Forças a serviço do Irã no Líbano, na Síria e no Iraque também entraram para o combate na internet, junto com grupos extremistas como Al Qaeda e Estado Islâmico que antes discordavam da linha do Hamas.

Motoristas passam por um gigantesco outdoor que retrata povos muçulmanos caminhando com suas bandeiras nacionais em direção ao Santuário da Cúpula da Rocha em Jerusalém, erguido na Praça Valiasr, no centro de Teerã, em 25 de outubro de 2023.  Foto: ATTA KENARE / AFP

A enxurrada de propaganda e desinformação online é maior do que qualquer coisa já vista, de acordo com funcionários do governo americano e pesquisadores independentes, refletindo a divisão geopolítica do mundo.

“É algo visto por milhões, centenas de milhões de pessoas em todo o mundo”, disse Rafi Mendelsohn, vice-presidente da Cyabra, empresa de inteligência em redes sociais de Tel Aviv, “e isso está afetando a guerra de uma forma quase tão eficaz quanto qualquer outra tática de campo”. A Cyabra documentou pelo menos 40.000 bots ou contas falsas online desde o ataque do Hamas a Israel a partir de Gaza no dia 7 de outubro.

O conteúdo visceral, emotivo, politicamente enviesado e, frequentemente, falso, fomentou a raiva e a violência muito além de Gaza, trazendo consigo o temor de inflamar um conflito mais amplo.
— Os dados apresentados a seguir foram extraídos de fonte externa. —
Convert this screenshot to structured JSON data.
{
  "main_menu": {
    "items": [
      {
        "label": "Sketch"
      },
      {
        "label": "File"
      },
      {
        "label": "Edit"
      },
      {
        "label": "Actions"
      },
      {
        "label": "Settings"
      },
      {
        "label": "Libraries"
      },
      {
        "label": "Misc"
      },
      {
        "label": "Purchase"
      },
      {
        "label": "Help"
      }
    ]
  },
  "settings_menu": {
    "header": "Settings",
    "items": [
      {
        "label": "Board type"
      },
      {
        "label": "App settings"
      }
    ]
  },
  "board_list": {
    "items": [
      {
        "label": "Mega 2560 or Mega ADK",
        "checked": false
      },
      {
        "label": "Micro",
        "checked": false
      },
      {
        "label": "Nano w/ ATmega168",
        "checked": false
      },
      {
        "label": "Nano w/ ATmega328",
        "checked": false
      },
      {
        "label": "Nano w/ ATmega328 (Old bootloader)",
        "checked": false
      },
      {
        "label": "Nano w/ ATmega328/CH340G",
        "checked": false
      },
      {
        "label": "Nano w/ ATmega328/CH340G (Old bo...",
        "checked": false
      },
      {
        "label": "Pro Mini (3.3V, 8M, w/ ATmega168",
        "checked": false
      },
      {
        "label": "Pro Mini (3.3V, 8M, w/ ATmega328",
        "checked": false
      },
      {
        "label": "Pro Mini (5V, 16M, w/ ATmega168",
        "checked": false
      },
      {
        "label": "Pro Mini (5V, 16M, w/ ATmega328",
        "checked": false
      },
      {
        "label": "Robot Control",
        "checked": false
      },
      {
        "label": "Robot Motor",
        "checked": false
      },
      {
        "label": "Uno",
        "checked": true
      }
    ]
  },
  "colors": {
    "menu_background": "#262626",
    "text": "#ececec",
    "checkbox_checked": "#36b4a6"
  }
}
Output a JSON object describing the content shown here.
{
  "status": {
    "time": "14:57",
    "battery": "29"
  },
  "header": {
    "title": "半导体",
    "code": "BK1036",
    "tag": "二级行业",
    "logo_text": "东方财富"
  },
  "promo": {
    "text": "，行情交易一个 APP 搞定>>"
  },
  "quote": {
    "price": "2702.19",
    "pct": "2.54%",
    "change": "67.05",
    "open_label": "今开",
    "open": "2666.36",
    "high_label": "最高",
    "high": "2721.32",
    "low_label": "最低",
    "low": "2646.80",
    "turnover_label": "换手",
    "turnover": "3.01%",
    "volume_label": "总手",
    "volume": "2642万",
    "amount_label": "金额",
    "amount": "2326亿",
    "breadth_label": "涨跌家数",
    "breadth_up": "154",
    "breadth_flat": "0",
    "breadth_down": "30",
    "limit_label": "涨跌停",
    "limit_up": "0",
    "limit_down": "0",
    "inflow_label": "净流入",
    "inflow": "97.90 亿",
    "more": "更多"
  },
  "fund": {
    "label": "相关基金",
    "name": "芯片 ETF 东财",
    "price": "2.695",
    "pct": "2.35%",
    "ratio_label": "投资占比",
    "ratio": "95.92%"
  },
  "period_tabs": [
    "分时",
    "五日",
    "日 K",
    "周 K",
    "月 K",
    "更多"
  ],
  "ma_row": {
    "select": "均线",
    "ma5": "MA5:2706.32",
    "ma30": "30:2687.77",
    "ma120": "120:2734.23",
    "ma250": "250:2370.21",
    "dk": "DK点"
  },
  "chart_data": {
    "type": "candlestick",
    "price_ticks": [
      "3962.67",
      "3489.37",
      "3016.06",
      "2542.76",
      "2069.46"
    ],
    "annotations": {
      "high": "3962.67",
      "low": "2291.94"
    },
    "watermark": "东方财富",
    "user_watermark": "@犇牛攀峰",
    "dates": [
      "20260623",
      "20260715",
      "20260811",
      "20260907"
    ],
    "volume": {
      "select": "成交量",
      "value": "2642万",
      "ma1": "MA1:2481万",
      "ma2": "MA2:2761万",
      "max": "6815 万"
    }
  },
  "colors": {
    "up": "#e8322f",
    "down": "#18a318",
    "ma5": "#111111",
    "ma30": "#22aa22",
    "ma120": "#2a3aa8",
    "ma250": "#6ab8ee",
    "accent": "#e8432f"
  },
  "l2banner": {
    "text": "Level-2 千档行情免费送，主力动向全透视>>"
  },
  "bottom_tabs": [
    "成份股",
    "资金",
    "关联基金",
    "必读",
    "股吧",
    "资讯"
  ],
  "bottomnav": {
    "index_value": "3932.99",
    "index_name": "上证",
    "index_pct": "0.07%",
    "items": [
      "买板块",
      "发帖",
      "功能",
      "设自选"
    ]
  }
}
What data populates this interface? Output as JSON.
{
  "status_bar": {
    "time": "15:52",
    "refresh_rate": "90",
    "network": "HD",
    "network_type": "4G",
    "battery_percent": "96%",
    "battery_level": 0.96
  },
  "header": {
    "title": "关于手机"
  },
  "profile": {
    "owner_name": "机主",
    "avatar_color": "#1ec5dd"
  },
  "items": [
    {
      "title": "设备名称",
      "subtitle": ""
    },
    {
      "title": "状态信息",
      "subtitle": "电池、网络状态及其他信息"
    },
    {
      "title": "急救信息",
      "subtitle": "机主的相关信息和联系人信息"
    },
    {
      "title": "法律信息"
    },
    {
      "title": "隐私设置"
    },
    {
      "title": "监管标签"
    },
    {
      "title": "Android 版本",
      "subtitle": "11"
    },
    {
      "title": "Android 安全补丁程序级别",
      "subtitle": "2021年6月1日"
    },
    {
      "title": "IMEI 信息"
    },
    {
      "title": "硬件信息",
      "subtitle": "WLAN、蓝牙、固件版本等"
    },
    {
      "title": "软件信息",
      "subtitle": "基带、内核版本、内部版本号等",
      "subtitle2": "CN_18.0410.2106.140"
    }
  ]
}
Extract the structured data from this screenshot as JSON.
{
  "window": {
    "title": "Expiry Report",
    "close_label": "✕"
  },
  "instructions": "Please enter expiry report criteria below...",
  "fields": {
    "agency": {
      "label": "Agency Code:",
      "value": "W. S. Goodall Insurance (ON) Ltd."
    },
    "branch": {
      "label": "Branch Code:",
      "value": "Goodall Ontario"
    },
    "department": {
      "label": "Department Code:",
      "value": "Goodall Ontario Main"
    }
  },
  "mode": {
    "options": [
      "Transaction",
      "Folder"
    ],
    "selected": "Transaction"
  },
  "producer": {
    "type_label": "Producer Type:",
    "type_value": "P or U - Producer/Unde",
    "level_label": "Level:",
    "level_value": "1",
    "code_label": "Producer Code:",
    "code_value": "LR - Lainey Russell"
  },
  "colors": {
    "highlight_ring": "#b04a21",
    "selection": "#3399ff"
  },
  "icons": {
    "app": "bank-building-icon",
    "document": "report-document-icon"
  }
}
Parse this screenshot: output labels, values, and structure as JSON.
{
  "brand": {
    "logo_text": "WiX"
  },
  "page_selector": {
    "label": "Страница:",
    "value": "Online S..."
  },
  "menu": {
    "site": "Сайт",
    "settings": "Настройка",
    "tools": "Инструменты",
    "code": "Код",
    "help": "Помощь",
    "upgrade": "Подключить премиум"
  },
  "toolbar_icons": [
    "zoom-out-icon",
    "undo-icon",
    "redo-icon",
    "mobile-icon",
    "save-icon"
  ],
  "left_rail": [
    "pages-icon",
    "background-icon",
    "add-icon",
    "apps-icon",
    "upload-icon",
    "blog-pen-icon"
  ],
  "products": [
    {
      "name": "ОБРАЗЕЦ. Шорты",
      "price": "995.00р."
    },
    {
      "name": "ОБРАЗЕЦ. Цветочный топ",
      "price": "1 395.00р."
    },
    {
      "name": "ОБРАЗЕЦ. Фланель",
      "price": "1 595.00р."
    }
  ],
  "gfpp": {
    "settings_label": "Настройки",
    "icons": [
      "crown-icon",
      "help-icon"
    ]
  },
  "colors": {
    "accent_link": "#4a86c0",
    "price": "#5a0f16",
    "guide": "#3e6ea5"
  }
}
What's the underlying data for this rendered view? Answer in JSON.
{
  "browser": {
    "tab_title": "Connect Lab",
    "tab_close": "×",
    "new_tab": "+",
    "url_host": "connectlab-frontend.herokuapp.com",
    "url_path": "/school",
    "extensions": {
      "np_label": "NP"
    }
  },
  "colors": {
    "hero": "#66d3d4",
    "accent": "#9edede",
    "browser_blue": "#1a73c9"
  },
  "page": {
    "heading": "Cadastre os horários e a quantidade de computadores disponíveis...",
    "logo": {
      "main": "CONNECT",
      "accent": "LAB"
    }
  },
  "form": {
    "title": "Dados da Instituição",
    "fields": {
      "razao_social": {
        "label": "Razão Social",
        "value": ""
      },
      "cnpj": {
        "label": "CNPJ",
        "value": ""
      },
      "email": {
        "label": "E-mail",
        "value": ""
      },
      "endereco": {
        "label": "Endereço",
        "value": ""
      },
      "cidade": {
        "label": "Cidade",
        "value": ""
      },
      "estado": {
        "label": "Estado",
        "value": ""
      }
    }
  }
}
Apesar de negar qualquer envolvimento no ataque do Hamas, o Irã ameaçou tal ampliação, com seu ministro das relações exteriores, Hossein Amir Abdollahian, alertando para uma retaliação em “múltiplas frentes” se forças israelenses persistirem em Gaza.

“É como se todos estivessem envolvidos”, disse Moustafa Ayad, diretor executivo para África, Oriente Médio e Ásia do Institute for Strategic Dialogue. O instituto, uma organização de pesquisas sem fins lucrativos de Londres, detalhou na semana passada as campanhas de influência do Irã, da Rússia e da China.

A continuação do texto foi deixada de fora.